Fitzsimmons, Grainne, Aaron Kay, and Jae Yun Kim. “’Lean In’ Messages
and the Illusion of Control.” Harvard Business Review. July 30, 1028.
In a world in which men dominate leadership roles, should we focus on changing the systems and structures that favor men at women’s expense? Or should we emphasize the tactics individual women can use to get ahead?
Our research explored this question. The first message, that it’s processes and organizations that need to change, has been gaining traction in more recent years. But the latter message has been inspiring and motivating to many people; it’s solutions-oriented and individualistic, appealing especially to Americans who tend to appreciate DIY solutions to societal problems. Plus, it has the benefit of seeming to help women now, rather than waiting decades — or even centuries — for societal change.

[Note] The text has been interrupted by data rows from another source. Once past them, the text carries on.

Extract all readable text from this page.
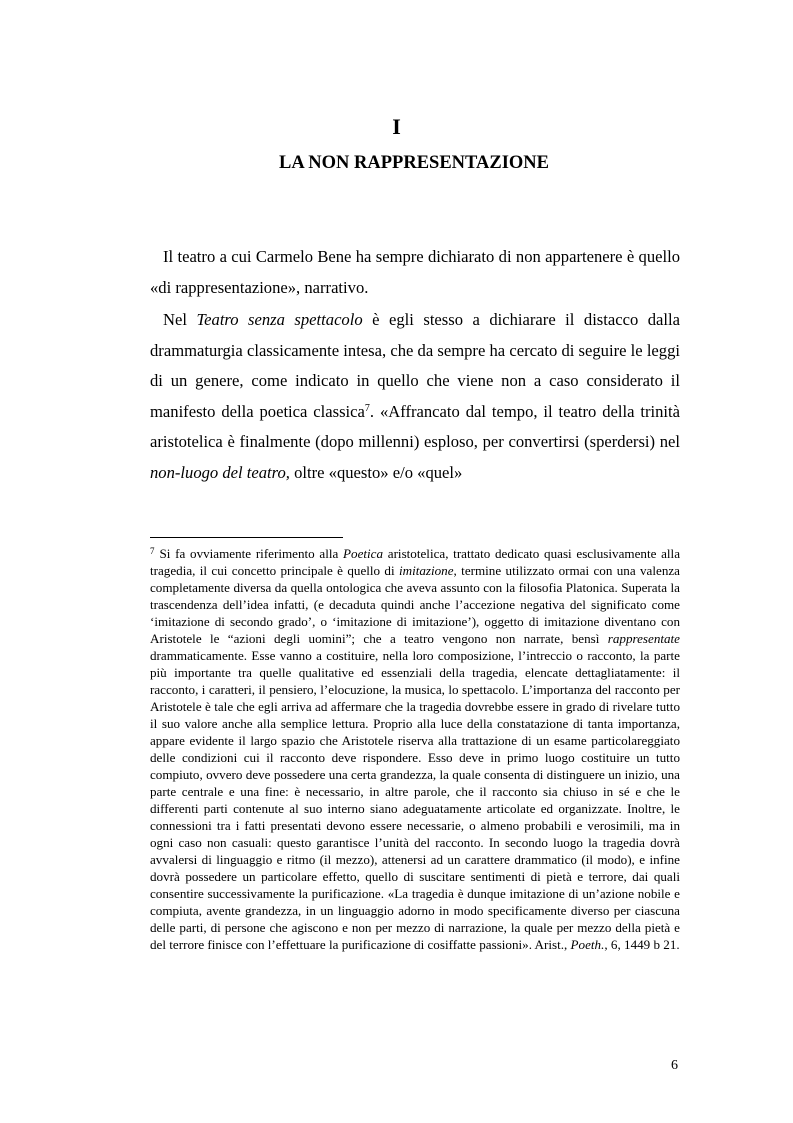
I
LA NON RAPPRESENTAZIONE

Il teatro a cui Carmelo Bene ha sempre dichiarato di non appartenere è quello «di rappresentazione», narrativo.

Nel Teatro senza spettacolo è egli stesso a dichiarare il distacco dalla drammaturgia classicamente intesa, che da sempre ha cercato di seguire le leggi di un genere, come indicato in quello che viene non a caso considerato il manifesto della poetica classica$^7$. «Affrancato dal tempo, il teatro della trinità aristotelica è finalmente (dopo millenni) esploso, per convertirsi (sperdersi) nel non-luogo del teatro, oltre «questo» e/o «quel»

$^7$ Si fa ovviamente riferimento alla Poetica aristotelica, trattato dedicato quasi esclusivamente alla tragedia, il cui concetto principale è quello di imitazione, termine utilizzato ormai con una valenza completamente diversa da quella ontologica che aveva assunto con la filosofia Platonica. Superata la trascendenza dell’idea infatti, (e decaduta quindi anche l’accezione negativa del significato come ‘imitazione di secondo grado’, o ‘imitazione di imitazione’), oggetto di imitazione diventano con Aristotele le “azioni degli uomini”; che a teatro vengono non narrate, bensì rappresentate drammaticamente. Esse vanno a costituire, nella loro composizione, l’intreccio o racconto, la parte più importante tra quelle qualitative ed essenziali della tragedia, elencate dettagliatamente: il racconto, i caratteri, il pensiero, l’elocuzione, la musica, lo spettacolo. L’importanza del racconto per Aristotele è tale che egli arriva ad affermare che la tragedia dovrebbe essere in grado di rivelare tutto il suo valore anche alla semplice lettura. Proprio alla luce della constatazione di tanta importanza, appare evidente il largo spazio che Aristotele riserva alla trattazione di un esame particolareggiato delle condizioni cui il racconto deve rispondere. Esso deve in primo luogo costituire un tutto compiuto, ovvero deve possedere una certa grandezza, la quale consenta di distinguere un inizio, una parte centrale e una fine: è necessario, in altre parole, che il racconto sia chiuso in sé e che le differenti parti contenute al suo interno siano adeguatamente articolate ed organizzate. Inoltre, le connessioni tra i fatti presentati devono essere necessarie, o almeno probabili e verosimili, ma in ogni caso non casuali: questo garantisce l’unità del racconto. In secondo luogo la tragedia dovrà avvalersi di linguaggio e ritmo (il mezzo), attenersi ad un carattere drammatico (il modo), e infine dovrà possedere un particolare effetto, quello di suscitare sentimenti di pietà e terrore, dai quali consentire successivamente la purificazione. «La tragedia è dunque imitazione di un’azione nobile e compiuta, avente grandezza, in un linguaggio adorno in modo specificamente diverso per ciascuna delle parti, di persone che agiscono e non per mezzo di narrazione, la quale per mezzo della pietà e del terrore finisce con l’effettuare la purificazione di cosiffatte passioni». Arist., Poeth., 6, 1449 b 21.

6
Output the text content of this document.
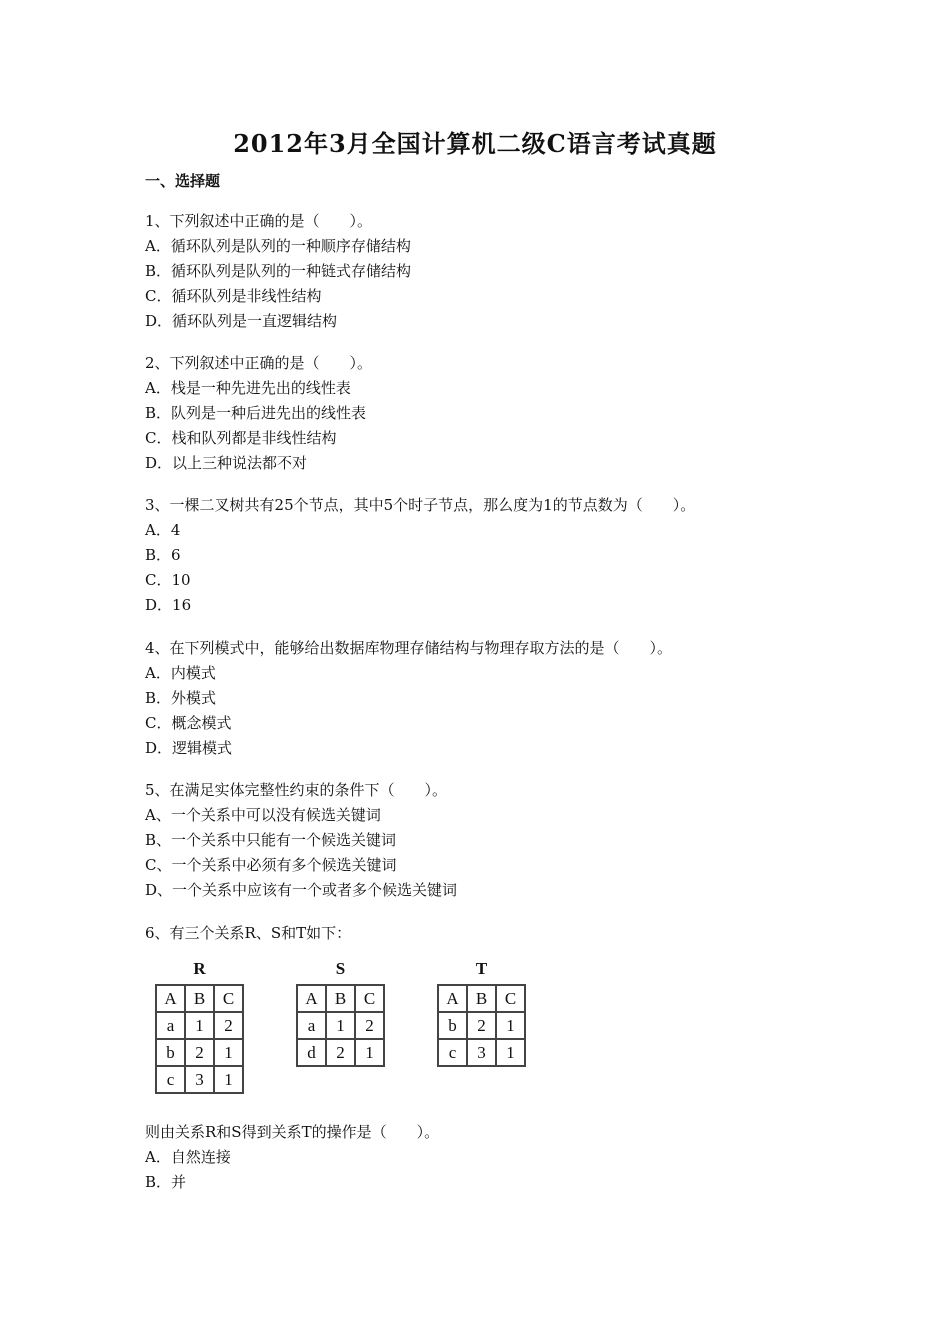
2012年3月全国计算机二级C语言考试真题
一、选择题
1、下列叙述中正确的是（　　）。
A．循环队列是队列的一种顺序存储结构
B．循环队列是队列的一种链式存储结构
C．循环队列是非线性结构
D．循环队列是一直逻辑结构
2、下列叙述中正确的是（　　）。
A．栈是一种先进先出的线性表
B．队列是一种后进先出的线性表
C．栈和队列都是非线性结构
D．以上三种说法都不对
3、一棵二叉树共有25个节点，其中5个时子节点，那么度为1的节点数为（　　）。
A．4
B．6
C．10
D．16
4、在下列模式中，能够给出数据库物理存储结构与物理存取方法的是（　　）。
A．内模式
B．外模式
C．概念模式
D．逻辑模式
5、在满足实体完整性约束的条件下（　　）。
A、一个关系中可以没有候选关键词
B、一个关系中只能有一个候选关键词
C、一个关系中必须有多个候选关键词
D、一个关系中应该有一个或者多个候选关键词
6、有三个关系R、S和T如下：
R
A	B	C
a	1	2
b	2	1
c	3	1
S
A	B	C
a	1	2
d	2	1
T
A	B	C
b	2	1
c	3	1
则由关系R和S得到关系T的操作是（　　）。
A．自然连接
B．并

We suspected that by arguing that women can solve the problem themselves, advocates of the “DIY” approach may imply that women should be the ones to solve it — that it is their responsibility to do so. We also hypothesized that this message could risk leading people to another, potentially dangerous conclusion: that women have caused their own under-representation.
To test these ideas, we designed and ran a series of experiments, the results of which are forthcoming in the Journal of Personality and Social Psychology. Across six studies and approximately 2,000 American participants, we randomly assigned people to different experimental conditions to determine the effects of exposure to these ideas: what we’ll call here the structural approach to confronting sexism, and what we’ll call the DIY approach.
Participants read text taken directly from Facebook COO Sheryl Sandberg’s book Lean In, or listened to audio clips from Sandberg’s TED talks, that described the problem of women’s under-representation in leadership. While there are many books and resources out there that advocate a DIY approach to dealing with sexism, we chose to use Sandberg’s work because it is the most prominent, and the language of “lean in” has come to dominate this debate since her book was published five years ago. It also made good subject matter for our experiment because, while the title emphasizes the DIY approach, the book also extensively cites research on the structural problems women face. This allowed us to test the impact of both messages, while controlling for the messenger.
One group of participants read or listened to the DIY messages, which emphasized that women can act more ambitiously, speak more confidently, demand a seat at the table, and take more risks. The other group read or listened to sections that which emphasized structural and societal factors, such as discrimination. We also employed other control conditions.
People who read or listened to the DIY messages were more likely to believe women have the power to solve the problem. That, on its own, may very well be good news. However, they were also more likely to believe that women are responsible for the problem — both for causing it, and for fixing it.
What’s more, these effects were even associated with people’s policy preferences. For example, in one of our studies, we described a recent problem reported by Facebook, in which managers rejected code written by female engineers more often than they rejected code written by male engineers. This is an ambiguous workplace problem, with possible roots both in women’s own underperformance and in manager bias. After being exposed to the DIY messages, our study participants viewed the female engineers as more responsible for both causing and fixing this problem, and in turn, less likely to think that structural changes at Facebook — such as having managers review code without knowing who wrote it, or training managers on bias — would be worthwhile.
There are important limitations to these findings. First, the findings are new, and thus have not yet been independently replicated by another lab; as such, they must be considered as just initial evidence. Second, Sandberg’s message was primarily oriented at American professional women in majority white companies, and thus, our findings are also limited to that context. We don’t yet know how empowerment messages affect the way people see women of color or women in working class jobs.
Nonetheless, as behavioral scientists who study how people understand and make sense of social inequality, we are troubled by these findings. Humans don’t like injustice, and when they cannot easily fix it, they often engage in mental gymnastics to make the injustice more palatable. Blaming victims for their suffering is a classic example — e.g., that person “must have done something” to deserve what’s happened to them.
We are by no means suggesting Sandberg intended to blame women for inequality. But we do fear that Lean In’s main message — which emphasizes individual action as a way to address gender inequality — may lead people to view women as having played a greater role in sustaining and even causing gender inequality.
These findings should worry anyone who believes we need structural and societal change to achieve gender equality in the workplace, including Sandberg, who has said as much. They suggest that the more we talk about women leaning in, the more likely people are to hold women responsible, both for causing inequality, and for fixing it.